Hi @seglo,
Thank you for your answer.
I’d like to understand why is there this limitation. Is it some fundamental kafka limitation, or is because of the way alpakka TransactionalProducerStage is written, and it should be possible to write a similar stage without this limitation.
What I am ultimately trying to do is to perform a sorted merge based on the timestamp from different topics containing different types of messages coming from different systems. It is impossible to guarantee ordering between those systems, but I know that for each partition the messages are in order, so it’s possible to perform this merge. This merge of course can’t handle all possible cases, but it can fix ordering within a certain configurable period.
Because of this I can’t use a single Transactional.source
with multiple topic/partition subscriptions, as I can “advance” in one partition, while some other partition stays at the current message, and I think that a simple Transactional.source
can’t do that.
I think I have a solution for that, and it seems to work correctly, but I feel like I am missing something as it doesn’t seem very complex, yet out of the box alpakka doesn’t allow you to do that.
Here’s what my PoC code does:
case class TransactionalMessageWithTimestamp(
transactionalMessage: ConsumerMessage.TransactionalMessage[ByteString, ByteString],
timestamp: ZonedDateTime
)
// Each of these sources is created with a call to Transactional.source()
val sources: Seq[Source[TransactionalMessageWithTimestamp, Consumer.Control]] = //....

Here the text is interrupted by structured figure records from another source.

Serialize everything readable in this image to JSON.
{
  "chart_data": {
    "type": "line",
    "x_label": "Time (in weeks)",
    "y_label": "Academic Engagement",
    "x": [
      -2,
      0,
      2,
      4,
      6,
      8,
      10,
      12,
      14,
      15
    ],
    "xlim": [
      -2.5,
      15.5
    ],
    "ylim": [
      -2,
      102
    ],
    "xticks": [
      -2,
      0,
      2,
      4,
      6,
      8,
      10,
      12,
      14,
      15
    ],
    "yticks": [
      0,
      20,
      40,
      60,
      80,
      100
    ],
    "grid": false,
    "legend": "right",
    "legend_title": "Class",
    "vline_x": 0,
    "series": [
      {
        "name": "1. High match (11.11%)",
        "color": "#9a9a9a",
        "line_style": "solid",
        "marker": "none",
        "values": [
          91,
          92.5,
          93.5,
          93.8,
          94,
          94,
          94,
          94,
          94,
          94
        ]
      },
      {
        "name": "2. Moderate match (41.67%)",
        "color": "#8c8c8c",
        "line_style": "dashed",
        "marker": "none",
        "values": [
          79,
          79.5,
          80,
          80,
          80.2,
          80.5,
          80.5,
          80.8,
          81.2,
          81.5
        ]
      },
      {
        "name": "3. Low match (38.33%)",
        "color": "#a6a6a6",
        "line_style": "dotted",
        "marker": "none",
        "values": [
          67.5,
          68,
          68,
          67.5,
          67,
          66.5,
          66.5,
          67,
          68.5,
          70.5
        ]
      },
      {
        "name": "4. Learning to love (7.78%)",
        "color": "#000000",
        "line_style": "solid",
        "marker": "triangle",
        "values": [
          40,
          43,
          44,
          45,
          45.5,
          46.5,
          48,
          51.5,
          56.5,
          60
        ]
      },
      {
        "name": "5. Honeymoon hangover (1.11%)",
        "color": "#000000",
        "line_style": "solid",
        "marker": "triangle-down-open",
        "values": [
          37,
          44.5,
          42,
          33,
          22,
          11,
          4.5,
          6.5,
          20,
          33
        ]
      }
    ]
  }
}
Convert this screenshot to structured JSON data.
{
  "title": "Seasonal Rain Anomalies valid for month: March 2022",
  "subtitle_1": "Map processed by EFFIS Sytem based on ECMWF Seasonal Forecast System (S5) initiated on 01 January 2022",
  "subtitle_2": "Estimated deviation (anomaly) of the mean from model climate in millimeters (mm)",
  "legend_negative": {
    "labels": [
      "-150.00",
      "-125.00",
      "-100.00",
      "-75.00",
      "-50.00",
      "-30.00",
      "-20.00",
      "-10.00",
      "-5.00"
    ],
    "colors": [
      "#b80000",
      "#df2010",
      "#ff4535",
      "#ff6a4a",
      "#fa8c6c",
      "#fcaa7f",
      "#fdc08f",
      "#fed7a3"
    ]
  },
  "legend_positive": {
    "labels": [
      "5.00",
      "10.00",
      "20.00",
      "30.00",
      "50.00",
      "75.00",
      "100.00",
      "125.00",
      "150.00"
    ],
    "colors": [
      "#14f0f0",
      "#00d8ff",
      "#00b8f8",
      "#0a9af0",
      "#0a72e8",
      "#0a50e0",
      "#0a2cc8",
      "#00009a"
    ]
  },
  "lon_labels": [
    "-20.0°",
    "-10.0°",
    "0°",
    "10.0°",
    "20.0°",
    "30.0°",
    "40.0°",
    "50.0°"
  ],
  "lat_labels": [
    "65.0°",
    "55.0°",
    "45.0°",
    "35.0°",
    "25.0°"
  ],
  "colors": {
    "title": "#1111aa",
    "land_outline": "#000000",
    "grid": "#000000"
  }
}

var producer = new KafkaProducer[ByteString, ByteString](producerProperties.asJava)
val doneFuture =
// basically Source.combine
CombinedSource(sources: _*)(MergeSortedWithMaxDelay.strategy(maxDelay))
.map { msg =>
val partition = computePartition(/*......*/)
ProducerMessage.single(
new ProducerRecord(
outputTopic,
partition,
msg.transactionalMessage.record.key(),
msg.transactionalMessage.record.value()
),
msg.transactionalMessage.partitionOffset
)
}
.groupedWithin(50, 1.second) // prepare a batch of messages for one transaction
.map { batch =>
producer.beginTransaction()
val offsets = mutable.Map.empty[TopicPartition, Long]
// basically go through every message in a batch
batch.foreach { message =>
val (records, passThrough) =
message match {
case ProducerMessage.Message(record, pt) =>
(immutable.Seq(record), pt)
case ProducerMessage.MultiMessage(recs, pt) =>
(recs, pt)
case ProducerMessage.PassThroughMessage(pt) =>
(immutable.Seq.empty, pt)
}
// send every message to the producer
records.foreach(producer.send)
val topicPartition = passThrough.key.topicPartition
val offset = passThrough.offset
// keep track of the highest encountered offset for each source partition in a batch
offsets(topicPartition) = math.max(offsets.getOrElse(topicPartition, offset), offset)
}
producer.sendOffsetsToTransaction(
offsets.mapValues(offset => new OffsetAndMetadata(offset + 1)).asJava,
groupId
)
producer.commitTransaction()
}
.runWith(Sink.ignore)
The code is crude, it buffers messages in the memory for the whole duration of the transaction, and blocks the flow during whole transaction, but it seems to be working correctly. It seems it wouldn’t be that hard to rewrite it as a proper sink that keeps track for the highest encountered offset for each partition since the beginning of the last transaction.
Do you think that would work?
Is there a simpler way to achieve this?